ART | EXPO

Au milieu du Crétacé

17 Jan - 01 Mar 2014
Vernissage le 16 Jan 2014

S’inspirant de Beckett, Kafka, et de leurs scénographies théâtrales, les œuvres de Virginie Yassef nous plongent dans un univers absurde. L’exposition présentera un tronc d’arbre, celui-là même qui obstruait la rue des cascades à Ménilmontant durant la dernière Nuit Blanche, ainsi que différentes pièces apparues lors de ses dernières expositions.

Virginie Yassef
Au milieu du Crétacé

«Route à la campagne, avec arbre. Soir. Estragon, assis sur une pierre, essaie d’enlever sa chaussure. Il s’y acharne des deux mains, en ahanant. Il s’arrête, à bout de forces, se repose en haletant, recommence. Même jeu. Entre Vladimir.»

Ces lignes qui introduisent la scène d’En Attendant Godot (1952) de Samuel Beckett pourraient presque être à propos pour accompagner cette proposition de Virginie Yassef. Elles préparent l’imaginaire et nous plonge d’ores et déjà dans un certain théâtre de l’absurde. En effet la promenade chez les Vallois commence par la présence d’un tronc d’arbre, celui-là même qui obstruait la rue des cascades à Ménilmontant durant la dernière Nuit Blanche. La confusion était à son comble autour de L’Objet du doute (2013). «C’est du marbre?», entendait-on. Non loin d’ici, au Jardin des Tuileries, L’Arbre à voyelles de Giuseppe Penone suscite sans doute autant de commentaires poétiques. Soudain, l’arbre de Virginie Yassef, tel un personnage réel de fiction, s’anime. Comme dans un dernier souffle…

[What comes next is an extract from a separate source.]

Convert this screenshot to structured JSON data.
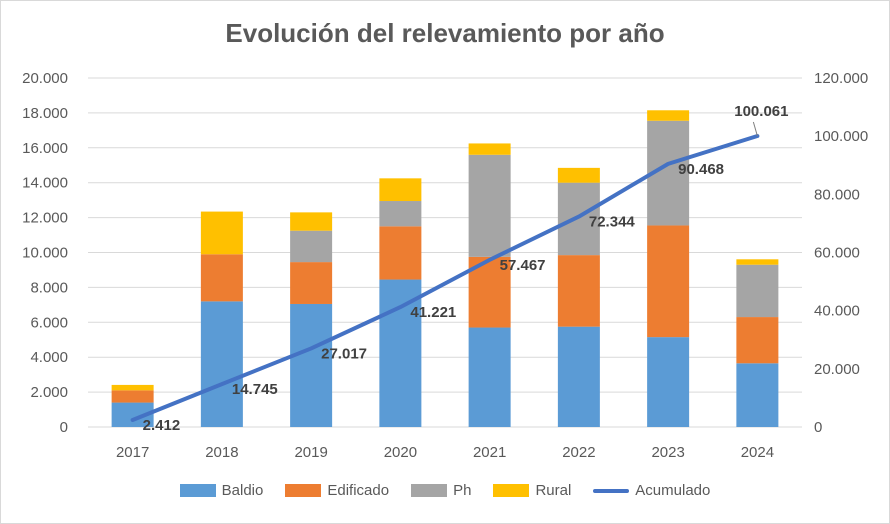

Au détour de cette embûche se trouve une clairière où sont présentées différentes pièces en prolongement des expositions récentes à La Galerie de Noisy-Le-Sec («Un mur de sable vient de tomber») et à la Ferme du Buisson de Noisiel («Le Signe singe» avec Julien Bismuth).

Ces œuvres sont complétées par un choix spécifique de Scénarios fantômes, la série de photographies énigmatiques que Virginie Yassef développe depuis 2003. Ces dernières fonctionnent en quelque sorte comme une prédelle narrative dans la peinture italienne. Inspirée, entre autres, par le texte Les Recherches d’un chien (1922) de Franz Kafka, l’installation de 2012 à Noisy, On n’a jamais vu de chien faire, de propos délibéré, l’échange d’un os avec un autre chien, était le début d’un engagement plus prononcé vers une scénographie de l’ordre du théâtre. Elle fut le décor du spectacle mutant durant lequel, entre Noisy et Noisiel, un enfant se transforma en chien. Un des éléments devient ici une roue de plumes de paons: ce déploiement motorisé exagère l’exhibition séductrice si exceptionnelle de l’animal.

Dans ce même univers, qui n’est pas sans rappeler ceux mis en place par Pierre Huyghe et Philippe Parreno, le spectateur est convié à écouter une conversation, digne de la pièce de Beckett ou des échanges entre chiens de Kafka. Des questions sur le comportement des êtres humains sont posées par une poignée de fausses bûches et de fausses pierres réunies là.

Virginie Yassef nous incite ainsi à «assister à des sculptures» qui sont «prêtes à parler». En octobre 2013, la nature du Parc des Buttes-Chaumont et ses fameuses reproductions en trompe-l’œil bétonnées conduisirent l’artiste à proposer une expérience vivante en deux temps autour d’un socle vide dont elle a su éviter les contraintes classiques. De la résine, au polystyrène et au carton-pâte peints, les matériaux de l’artifice sont loin du bronze traditionnel, et plus proches de Disney, du théâtre ou de films de science-fiction.

L’oralité, la sonorisation, le mouvement et l’attirance tactile afin d’élucider ces mystérieuses illusions sont au rendez-vous pour amplifier le potentiel d’émerveillement. Emilie Renard titrait son entretien avec Virginie Yassef «A suivre». Effectivement.